改訂新版 世界大百科事典 「葉室定嗣」の意味・わかりやすい解説
葉室定嗣 (はむろさだつぐ)
生没年:1208-72(承元2-文永9)
鎌倉中期の公卿。初名光嗣。のち高嗣と改め,さらに定嗣と改名。父の権中納言光親は後鳥羽上皇の近臣として活躍したが,承久の乱に際し,責任を負って斬刑に処され,長男光俊も配流された。次男の定嗣もしばらく官位の昇進が停滞したが,しだいに実務の才を発揮し,蔵人,左衛門権佐,右少弁の三事を兼帯し,1242年(仁治3)蔵人頭より参議に昇った。

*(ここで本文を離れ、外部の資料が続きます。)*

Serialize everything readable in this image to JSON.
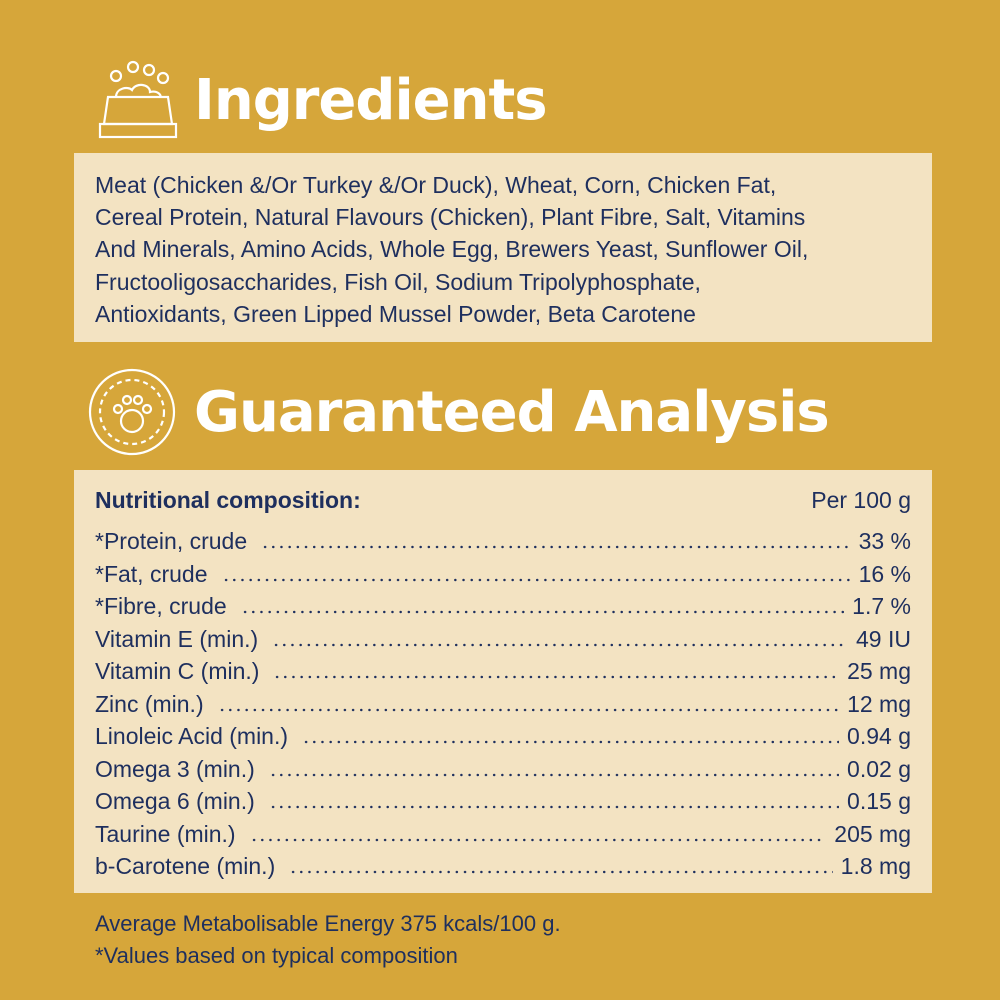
{
  "ingredients": {
    "title": "Ingredients",
    "icon": "food-bowl-icon",
    "lines": [
      "Meat (Chicken &/Or Turkey &/Or Duck), Wheat, Corn, Chicken Fat,",
      "Cereal Protein, Natural Flavours (Chicken), Plant Fibre, Salt, Vitamins",
      "And Minerals, Amino Acids, Whole Egg, Brewers Yeast, Sunflower Oil,",
      "Fructooligosaccharides, Fish Oil, Sodium Tripolyphosphate,",
      "Antioxidants, Green Lipped Mussel Powder, Beta Carotene"
    ]
  },
  "analysis": {
    "title": "Guaranteed Analysis",
    "icon": "paw-badge-icon",
    "header_label": "Nutritional composition:",
    "header_unit": "Per 100 g",
    "rows": [
      {
        "label": "*Protein, crude",
        "value": "33 %"
      },
      {
        "label": "*Fat, crude",
        "value": "16 %"
      },
      {
        "label": "*Fibre, crude",
        "value": "1.7 %"
      },
      {
        "label": "Vitamin E (min.)",
        "value": "49 IU"
      },
      {
        "label": "Vitamin C (min.)",
        "value": "25 mg"
      },
      {
        "label": "Zinc (min.)",
        "value": "12 mg"
      },
      {
        "label": "Linoleic Acid (min.)",
        "value": "0.94 g"
      },
      {
        "label": "Omega 3 (min.)",
        "value": "0.02 g"
      },
      {
        "label": "Omega 6 (min.)",
        "value": "0.15 g"
      },
      {
        "label": "Taurine (min.)",
        "value": "205 mg"
      },
      {
        "label": "b-Carotene (min.)",
        "value": "1.8 mg"
      }
    ]
  },
  "footer": {
    "energy": "Average Metabolisable Energy 375 kcals/100 g.",
    "note": "*Values based on typical composition"
  },
  "colors": {
    "background": "#D6A63A",
    "panel": "#F3E3C2",
    "text": "#1E2F5E",
    "heading": "#FFFFFF"
  }
}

後嵯峨天皇の信任をこうむり,46年(寛元4)天皇の譲位に当たり,別当に補され,院中の雑事いっさいを奉行すべき命をうけた。すなわち執権である。また翌年院中に評定衆が置かれるや,それに選任され,さらに伝奏に任ぜられ,正三位権中納言に進んだ。しかし50年(建長2)出家して定然と号し,葉室の別業に隠棲した。その日記《葉黄記(ようこうき)》は,後嵯峨院政期の貴重な史料である。